Alguns meses depois da doença, Matos começou a perceber que esquecia as
palavras com uma frequência preocupante e se embaralhava na hora de falar.
Antes da doença, ela tinha diagnóstico de depressão e fobia social, mas os
sintomas pioraram significativamente no pós-Covid. A ponto de ela começar a
ficar com vergonha de participar das aulas da faculdade de Jornalismo. “Deixei
de cursar várias disciplinas e já pensei até em desistir”, conta.
Depois da tomografia, em
fevereiro deste ano, o neurologista foi direto: ele simplesmente não sabia o
que fazer para melhorar o quadro da estudante gaúcha. Os exames de imagem não
mostraram alterações no cérebro. Os sintomas neurológicos podem ficar por
poucos meses ou muitos anos, ninguém sabe dizer. Não era a primeira vez que ele
atendia pacientes com sequelas neurológicas da Covid, e a resposta era a mesma
para todos. “Nesse momento eu fiquei com medo. Quando o neurologista diz que
ele não tem noção do que pode ser feito, é de apavorar”, diz ela. “Na época eu
fiquei feliz porque foi um caso leve. Eu não imaginava que ia ficar assim,
agora tenho medo do futuro.” Nicoli de Matos decidiu fazer novos exames e
insiste em voltar ao neurologista em busca de respostas. Além dela, a mãe e a
tia também ficaram com sequelas neurológicas e hoje têm problemas de memória.
Isadora Martini não
encontra apoio na família. Muitos tentam diminuir a gravidade dos sintomas
relatados por ela. “Meu marido fala que é coisa da minha cabeça. Eu digo: ‘sim,
é literalmente coisa da minha cabeça’”, conta, rindo. A jovem encontrou
conforto num grupo de Facebook dedicado a pessoas que sofrem com as mesmas
sequelas.
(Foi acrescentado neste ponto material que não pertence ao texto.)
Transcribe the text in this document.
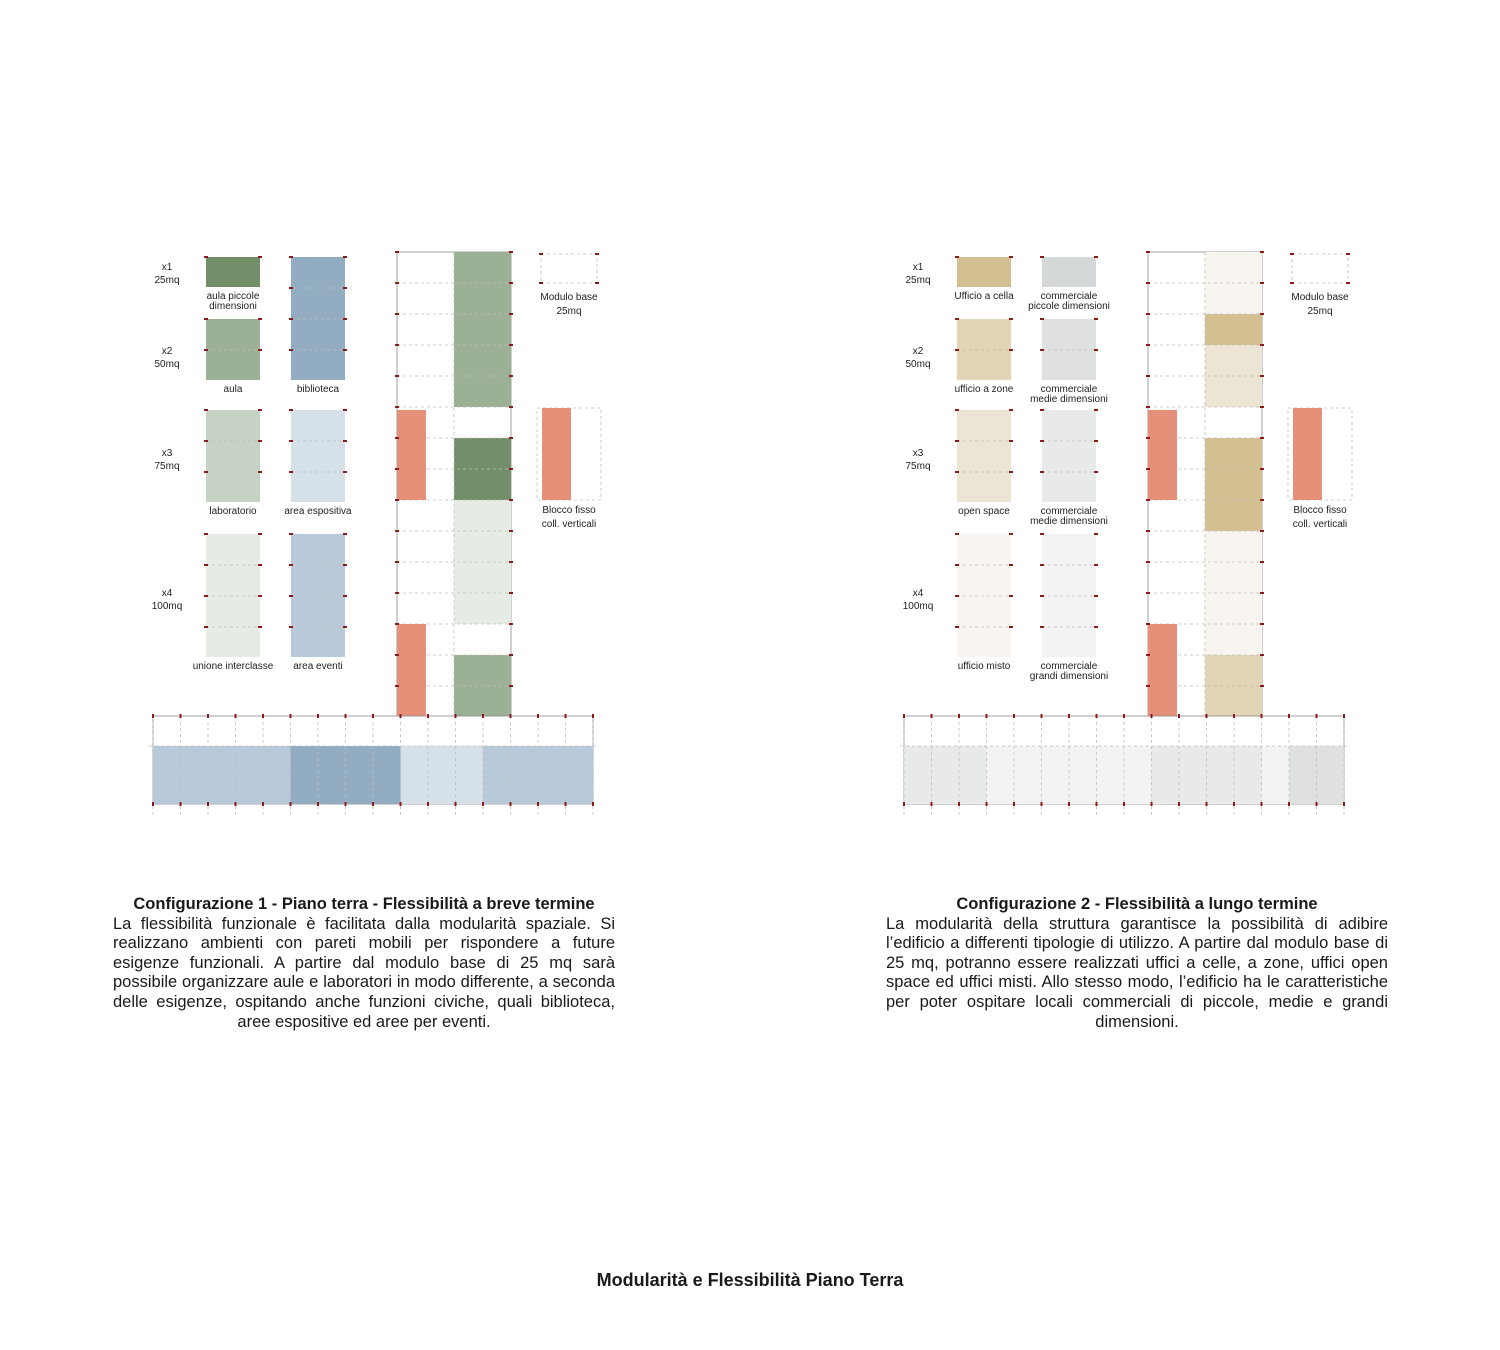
x1
25mq
x2
50mq
x3
75mq
x4
100mq
aula piccole
dimensioni
aula
laboratorio
unione interclasse
biblioteca
area espositiva
area eventi
Modulo base
25mq
Blocco fisso
coll. verticali
x1
25mq
x2
50mq
x3
75mq
x4
100mq
Ufficio a cella
ufficio a zone
open space
ufficio misto
commerciale
piccole dimensioni
commerciale
medie dimensioni
commerciale
medie dimensioni
commerciale
grandi dimensioni
Modulo base
25mq
Blocco fisso
coll. verticali
Configurazione 1 - Piano terra - Flessibilità a breve termine

La flessibilità funzionale è facilitata dalla modularità spaziale. Si realizzano ambienti con pareti mobili per rispondere a future esigenze funzionali. A partire dal modulo base di 25 mq sarà possibile organizzare aule e laboratori in modo differente, a seconda delle esigenze, ospitando anche funzioni civiche, quali biblioteca, aree espositive ed aree per eventi.

Configurazione 2 - Flessibilità a lungo termine

La modularità della struttura garantisce la possibilità di adibire l’edificio a differenti tipologie di utilizzo. A partire dal modulo base di 25 mq, potranno essere realizzati uffici a celle, a zone, uffici open space ed uffici misti. Allo stesso modo, l’edificio ha le caratteristiche per poter ospitare locali commerciali di piccole, medie e grandi dimensioni.

Modularità e Flessibilità Piano Terra
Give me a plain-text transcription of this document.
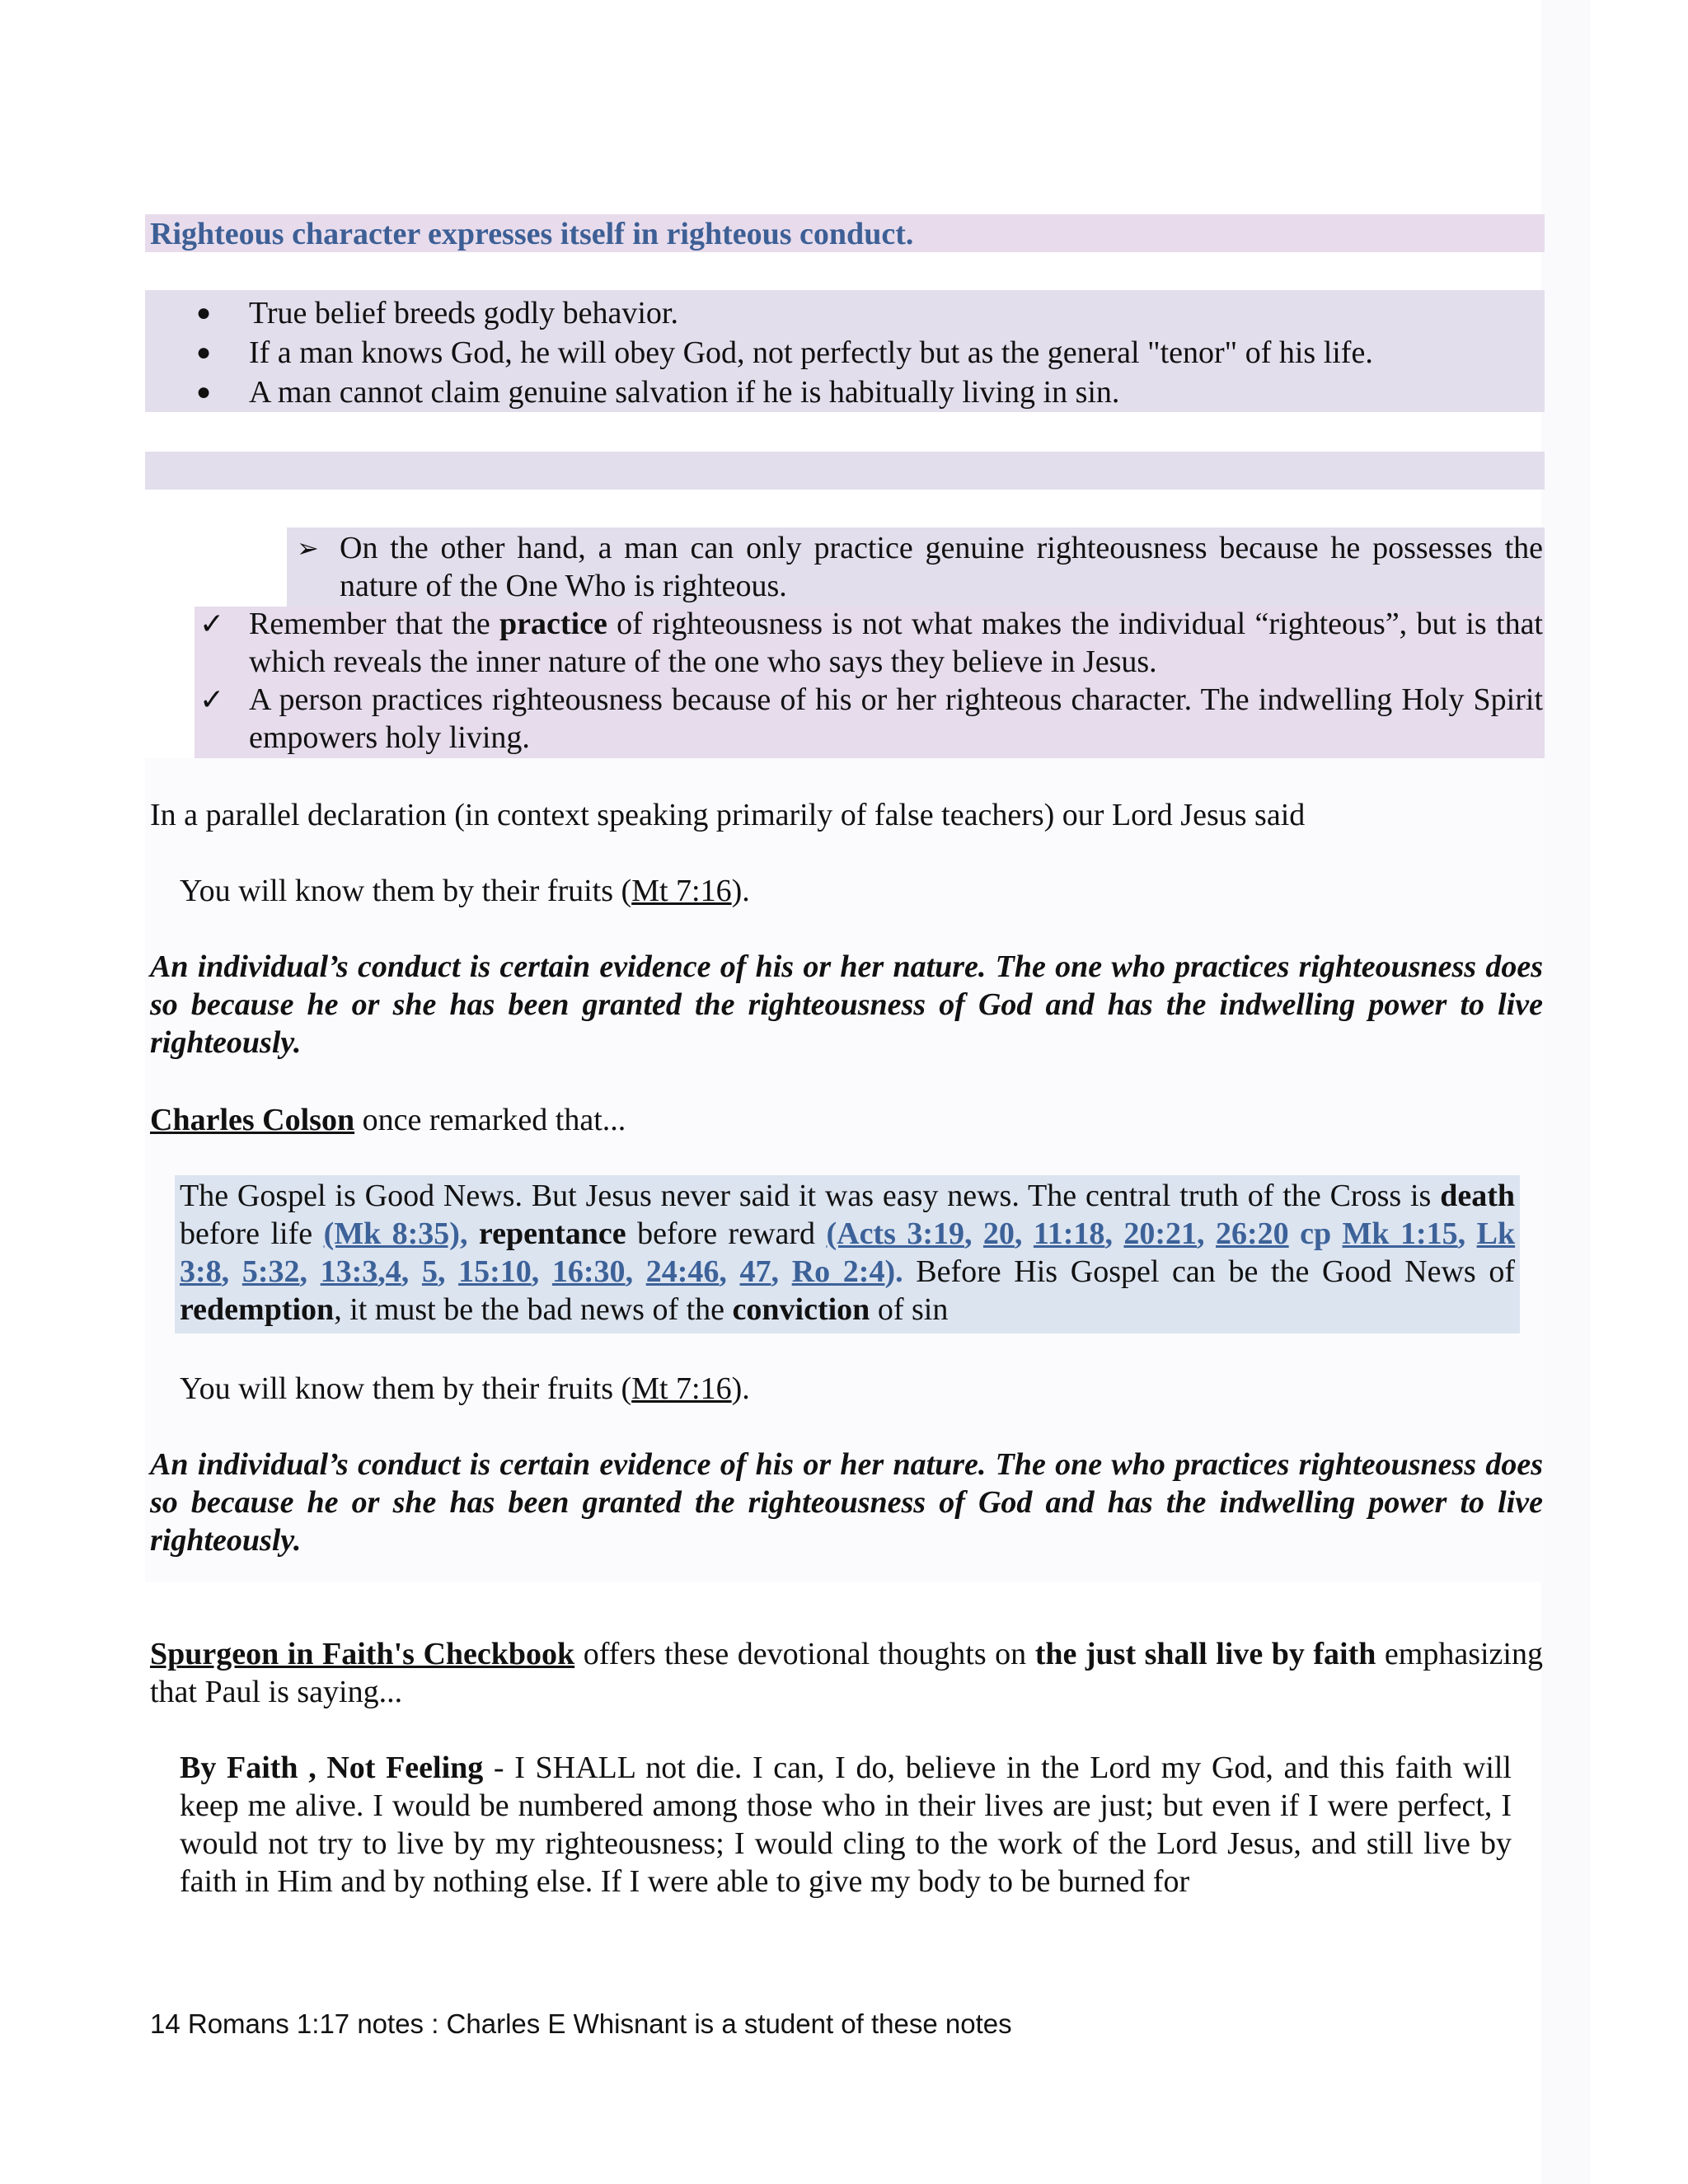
Righteous character expresses itself in righteous conduct.
● True belief breeds godly behavior.
● If a man knows God, he will obey God, not perfectly but as the general "tenor" of his life.
● A man cannot claim genuine salvation if he is habitually living in sin.
➢ On the other hand, a man can only practice genuine righteousness because he possesses the nature of the One Who is righteous.
✓ Remember that the practice of righteousness is not what makes the individual “righteous”, but is that which reveals the inner nature of the one who says they believe in Jesus.
✓ A person practices righteousness because of his or her righteous character. The indwelling Holy Spirit empowers holy living.
In a parallel declaration (in context speaking primarily of false teachers) our Lord Jesus said
You will know them by their fruits (Mt 7:16).
An individual’s conduct is certain evidence of his or her nature. The one who practices righteousness does so because he or she has been granted the righteousness of God and has the indwelling power to live righteously.
Charles Colson once remarked that...
The Gospel is Good News. But Jesus never said it was easy news. The central truth of the Cross is death before life (Mk 8:35), repentance before reward (Acts 3:19, 20, 11:18, 20:21, 26:20 cp Mk 1:15, Lk 3:8, 5:32, 13:3,4, 5, 15:10, 16:30, 24:46, 47, Ro 2:4). Before His Gospel can be the Good News of redemption, it must be the bad news of the conviction of sin
You will know them by their fruits (Mt 7:16).
An individual’s conduct is certain evidence of his or her nature. The one who practices righteousness does so because he or she has been granted the righteousness of God and has the indwelling power to live righteously.
Spurgeon in Faith's Checkbook offers these devotional thoughts on the just shall live by faith emphasizing that Paul is saying...
By Faith , Not Feeling - I SHALL not die. I can, I do, believe in the Lord my God, and this faith will keep me alive. I would be numbered among those who in their lives are just; but even if I were perfect, I would not try to live by my righteousness; I would cling to the work of the Lord Jesus, and still live by faith in Him and by nothing else. If I were able to give my body to be burned for
14 Romans 1:17 notes : Charles E Whisnant is a student of these notes
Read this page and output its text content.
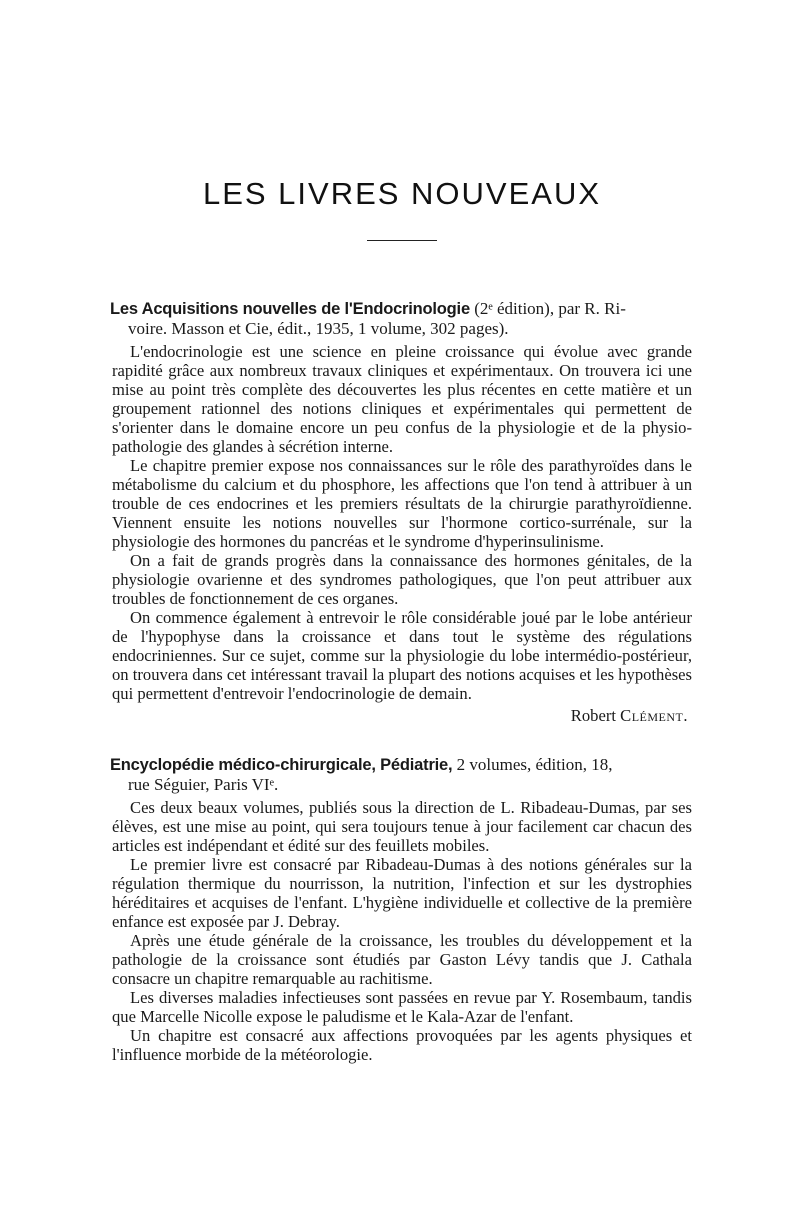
LES LIVRES NOUVEAUX

Les Acquisitions nouvelles de l'Endocrinologie (2ᵉ édition), par R. Ri-
voire. Masson et Cie, édit., 1935, 1 volume, 302 pages).

L'endocrinologie est une science en pleine croissance qui évolue avec grande rapidité grâce aux nombreux travaux cliniques et expérimentaux. On trouvera ici une mise au point très complète des découvertes les plus récentes en cette matière et un groupement rationnel des notions cliniques et expérimentales qui permettent de s'orienter dans le domaine encore un peu confus de la physiologie et de la physio-pathologie des glandes à sécrétion interne.

Le chapitre premier expose nos connaissances sur le rôle des parathyroïdes dans le métabolisme du calcium et du phosphore, les affections que l'on tend à attribuer à un trouble de ces endocrines et les premiers résultats de la chirurgie parathyroïdienne. Viennent ensuite les notions nouvelles sur l'hormone cortico-surrénale, sur la physiologie des hormones du pancréas et le syndrome d'hyperinsulinisme.

On a fait de grands progrès dans la connaissance des hormones génitales, de la physiologie ovarienne et des syndromes pathologiques, que l'on peut attribuer aux troubles de fonctionnement de ces organes.

On commence également à entrevoir le rôle considérable joué par le lobe antérieur de l'hypophyse dans la croissance et dans tout le système des régulations endocriniennes. Sur ce sujet, comme sur la physiologie du lobe intermédio-postérieur, on trouvera dans cet intéressant travail la plupart des notions acquises et les hypothèses qui permettent d'entrevoir l'endocrinologie de demain.

Robert Clément.

Encyclopédie médico-chirurgicale, Pédiatrie, 2 volumes, édition, 18,
rue Séguier, Paris VIᵉ.

Ces deux beaux volumes, publiés sous la direction de L. Ribadeau-Dumas, par ses élèves, est une mise au point, qui sera toujours tenue à jour facilement car chacun des articles est indépendant et édité sur des feuillets mobiles.

Le premier livre est consacré par Ribadeau-Dumas à des notions générales sur la régulation thermique du nourrisson, la nutrition, l'infection et sur les dystrophies héréditaires et acquises de l'enfant. L'hygiène individuelle et collective de la première enfance est exposée par J. Debray.

Après une étude générale de la croissance, les troubles du développement et la pathologie de la croissance sont étudiés par Gaston Lévy tandis que J. Cathala consacre un chapitre remarquable au rachitisme.

Les diverses maladies infectieuses sont passées en revue par Y. Rosembaum, tandis que Marcelle Nicolle expose le paludisme et le Kala-Azar de l'enfant.

Un chapitre est consacré aux affections provoquées par les agents physiques et l'influence morbide de la météorologie.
Um desses grupos tem quase 40 mil membros, que desabafam sobre sua
condição. “Alguém de vcs está com dificuldades para reconhecer as coisas?”,
questionou Martini em um desses fóruns. A postagem teve 71 comentários. “Às
vezes eu sinto como se não fosse mais eu”, respondeu uma mulher. “A pessoa me
fala uma coisa e se pedir pra repetir eu não consigo formular a frase toda”,
comentou outra. “É uma coisa que me conforta, sabe?”, diz Martini sobre o grupo
online. “É como se fosse um alcoólicos anônimos. As pessoas desabafam. Eu já
sei o que eu tenho, mas é confortante saber que eu não estou sozinha, que está
todo mundo assim.” Como se trata de uma doença relativamente recente, é incerto
o futuro do batalhão de sequelados que a Covid deixou. Até esta semana, o
Brasil somou 654 mil vítimas da doença. Ao todo, foram 30 milhões de
infectados. Em relação aos sobreviventes, não se sabe quantos carregam sequelas.